Mali, Guinée, Burkina… L’Afrique de l’Ouest égrène les coups d’État comme le dévot son chapelet de djalambane. Et il s’en est fallu de peu que la Guinée-Bissau ne rejoigne le cortège des pays membres de la Cedeao frappés par ce variant moderne d’un virus que l’on pensait disparu et qui a brusquement ressurgi en août 2020. Mêmes causes (la mauvaise gouvernance), mêmes effets (la confiscation du pouvoir par des officiers qui usent et abusent de la corde souverainiste et nationaliste pour asseoir leur légitimité comme leur popularité).
L’ancienne puissance coloniale française tient lieu de repoussoir, tandis que la Cedeao est vouée aux gémonies. Une grande partie de l’opinion lui reproche tout et son contraire : sa trop grande sévérité, notamment vis-à-vis du Mali, mais aussi son laxisme à l’égard de certains chefs d’État accusés d’incompétence ou qui s’accrochent à leurs trônes en modifiant les Constitutions. La rue ouest-africaine rêve d’une Cedeao des peuples et fustige donc une institution qui n’incarne rien d’autre à ses yeux qu’un vulgaire syndicat de présidents inféodés à Paris.
Assimi Goïta a franchi toutes les lignes jaunes
L’heure n’est visiblement guère à l’objectivité, à l’introspection, au retroussage de manches ou à la réflexion sur le chemin à emprunter en toute indépendance pour sortir de l’ornière, mais à la recherche de responsables, de coupables et de boucs émissaires. Qu’importe si pour se débarrasser du joug imposé par un maître honni (la France), il faut se jeter dans les bras d’un autre (la Russie) dont rien ne prouve qu’il fera mieux ou se comportera différemment, c’est-à-dire en se préoccupant d’autre chose que de ses propres intérêts. L’objectif est clair : quitter la proie pour l’ombre coûte que coûte. Demain est un autre jour…
La Cedeao mérite-t-elle d’être ainsi brulée sur le bûcher des vanités souverainistes ? L’Afrique de l’Ouest est-elle si mal lotie ? Prenons le cas du Mali, le plus emblématique des trois putschs menés dans la région, et de son chef, Assimi Goïta. De par ses textes et son ADN, l’organisation n’avait d’autre choix que de condamner le coup d’État et d’adopter des sanctions.
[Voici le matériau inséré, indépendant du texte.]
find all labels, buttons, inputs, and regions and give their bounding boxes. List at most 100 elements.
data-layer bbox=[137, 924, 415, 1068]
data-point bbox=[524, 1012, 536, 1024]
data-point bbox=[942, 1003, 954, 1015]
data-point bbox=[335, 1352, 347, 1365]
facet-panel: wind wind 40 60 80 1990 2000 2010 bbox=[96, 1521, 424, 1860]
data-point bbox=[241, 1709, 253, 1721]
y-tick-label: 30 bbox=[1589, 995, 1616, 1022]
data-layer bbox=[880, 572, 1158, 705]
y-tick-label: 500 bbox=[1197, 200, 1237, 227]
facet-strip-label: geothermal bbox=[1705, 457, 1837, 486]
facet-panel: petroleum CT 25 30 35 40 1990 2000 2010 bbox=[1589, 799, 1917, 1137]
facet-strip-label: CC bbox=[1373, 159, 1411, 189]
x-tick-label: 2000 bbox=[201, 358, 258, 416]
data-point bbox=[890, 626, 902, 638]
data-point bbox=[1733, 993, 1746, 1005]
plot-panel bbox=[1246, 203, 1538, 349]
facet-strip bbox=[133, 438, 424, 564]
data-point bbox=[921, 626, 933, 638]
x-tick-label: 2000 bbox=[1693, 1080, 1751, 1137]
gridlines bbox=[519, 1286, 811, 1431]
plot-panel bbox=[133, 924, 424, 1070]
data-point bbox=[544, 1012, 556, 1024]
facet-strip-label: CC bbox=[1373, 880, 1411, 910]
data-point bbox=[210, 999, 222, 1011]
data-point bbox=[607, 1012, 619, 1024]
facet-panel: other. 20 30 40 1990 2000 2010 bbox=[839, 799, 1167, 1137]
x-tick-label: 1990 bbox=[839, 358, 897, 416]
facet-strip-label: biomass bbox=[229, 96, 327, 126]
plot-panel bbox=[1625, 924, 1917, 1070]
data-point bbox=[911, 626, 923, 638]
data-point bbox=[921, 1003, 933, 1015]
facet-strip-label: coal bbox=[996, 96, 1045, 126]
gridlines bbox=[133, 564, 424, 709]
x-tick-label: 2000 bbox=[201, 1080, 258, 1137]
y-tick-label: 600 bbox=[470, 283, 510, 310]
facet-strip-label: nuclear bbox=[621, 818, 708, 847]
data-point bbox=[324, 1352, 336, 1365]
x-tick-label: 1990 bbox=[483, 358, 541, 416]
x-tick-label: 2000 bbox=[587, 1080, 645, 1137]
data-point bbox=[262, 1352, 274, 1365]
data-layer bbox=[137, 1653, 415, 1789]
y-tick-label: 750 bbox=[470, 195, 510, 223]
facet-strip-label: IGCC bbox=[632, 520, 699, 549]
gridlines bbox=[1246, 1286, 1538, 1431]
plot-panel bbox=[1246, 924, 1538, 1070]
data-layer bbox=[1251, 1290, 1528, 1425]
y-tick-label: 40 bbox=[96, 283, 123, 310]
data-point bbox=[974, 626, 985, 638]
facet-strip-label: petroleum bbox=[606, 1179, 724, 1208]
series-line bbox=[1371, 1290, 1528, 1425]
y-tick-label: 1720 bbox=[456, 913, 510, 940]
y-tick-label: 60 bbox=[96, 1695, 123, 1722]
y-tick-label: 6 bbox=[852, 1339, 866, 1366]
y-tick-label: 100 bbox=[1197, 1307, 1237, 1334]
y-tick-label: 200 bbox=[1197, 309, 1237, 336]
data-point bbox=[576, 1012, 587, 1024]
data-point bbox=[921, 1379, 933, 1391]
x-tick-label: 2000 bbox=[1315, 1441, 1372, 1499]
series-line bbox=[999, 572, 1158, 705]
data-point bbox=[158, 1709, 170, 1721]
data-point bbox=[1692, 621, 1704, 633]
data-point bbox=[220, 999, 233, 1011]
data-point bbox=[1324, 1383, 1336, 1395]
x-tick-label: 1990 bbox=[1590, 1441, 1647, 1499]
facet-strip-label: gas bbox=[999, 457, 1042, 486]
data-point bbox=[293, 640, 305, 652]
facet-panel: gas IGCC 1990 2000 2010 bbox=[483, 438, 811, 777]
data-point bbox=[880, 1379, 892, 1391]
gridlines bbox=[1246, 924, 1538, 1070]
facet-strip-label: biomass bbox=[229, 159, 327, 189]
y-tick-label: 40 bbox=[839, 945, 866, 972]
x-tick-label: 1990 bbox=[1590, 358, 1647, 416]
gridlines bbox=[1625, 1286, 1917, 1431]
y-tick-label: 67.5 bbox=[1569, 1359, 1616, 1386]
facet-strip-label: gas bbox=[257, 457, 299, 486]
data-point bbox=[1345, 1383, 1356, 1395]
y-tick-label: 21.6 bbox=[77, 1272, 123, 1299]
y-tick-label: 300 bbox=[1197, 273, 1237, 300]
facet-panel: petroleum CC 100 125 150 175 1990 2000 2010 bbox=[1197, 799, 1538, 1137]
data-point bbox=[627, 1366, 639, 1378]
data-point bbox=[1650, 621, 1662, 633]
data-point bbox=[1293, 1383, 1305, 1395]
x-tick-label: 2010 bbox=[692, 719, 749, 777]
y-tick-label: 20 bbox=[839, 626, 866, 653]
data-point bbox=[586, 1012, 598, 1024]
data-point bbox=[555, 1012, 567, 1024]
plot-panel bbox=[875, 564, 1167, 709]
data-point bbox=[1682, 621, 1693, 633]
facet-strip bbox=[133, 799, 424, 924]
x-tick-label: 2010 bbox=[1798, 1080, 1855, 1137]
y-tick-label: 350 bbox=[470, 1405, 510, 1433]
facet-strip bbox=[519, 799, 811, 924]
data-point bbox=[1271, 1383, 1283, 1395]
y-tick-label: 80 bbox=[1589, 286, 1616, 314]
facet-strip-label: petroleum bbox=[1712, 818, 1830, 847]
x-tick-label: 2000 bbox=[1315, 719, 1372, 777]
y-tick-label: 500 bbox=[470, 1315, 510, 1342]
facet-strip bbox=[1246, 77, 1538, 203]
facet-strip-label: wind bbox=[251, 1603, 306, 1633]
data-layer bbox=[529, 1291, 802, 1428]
La junte qui a renversé il y a dix-huit mois le président Ibrahim Boubacar Keïta, puis le président de la transition, Bah Ndaw, a franchi toutes les lignes jaunes.
Elle devait organiser des élections ce 27 février, soit dans un délai qui semblait raisonnable, mais elle a finalement décidé de n’en rien faire. Pas plus qu’elle ne le fera l’année prochaine et les suivantes puisqu’elle table sur une transition de quatre à cinq ans, rien que cela ! En lieu et place, elle gère tout, seule, sans aucune concertation ni gages de bonne volonté. Menace d’emprisonnement les récalcitrants ou les personnalités politiques jugées trop influentes. Fait régner la peur, notamment parmi la société civile ou les journalistes, sommés de courber l’échine et, surtout, de chanter ses louanges plutôt que d’émettre la moindre critique. Le culte de la personnalité devient la règle. Et puisque s’ériger en sauveur de la nation en jouant sur la corde nationaliste ou anticolonialiste et en flattant l’ego longtemps malmené des Maliennes et des Maliens est payant, la propagande tourne à plein régime.
Diatribes populistes
En la matière, la junte a même sorti les orgues de Staline ! Elle est également parvenue à transformer le très opportuniste (il a soutenu puis lâché Moussa Traoré, Amadou Toumani Touré et Ibrahim Boubacar Keïta…) et falot Choguel Maïga, le Premier ministre, en un véritable berserker, ces guerriers-ours de la mythologie scandinave qui, au combat, entraient dans une rage folle qui décuplait leur force et gommait tout sentiment de peur. L’intrépide Choguel pourfend donc à tour de bras la France, la Cedeao, l’Union européenne, les impérialistes, les ennemis du Mali.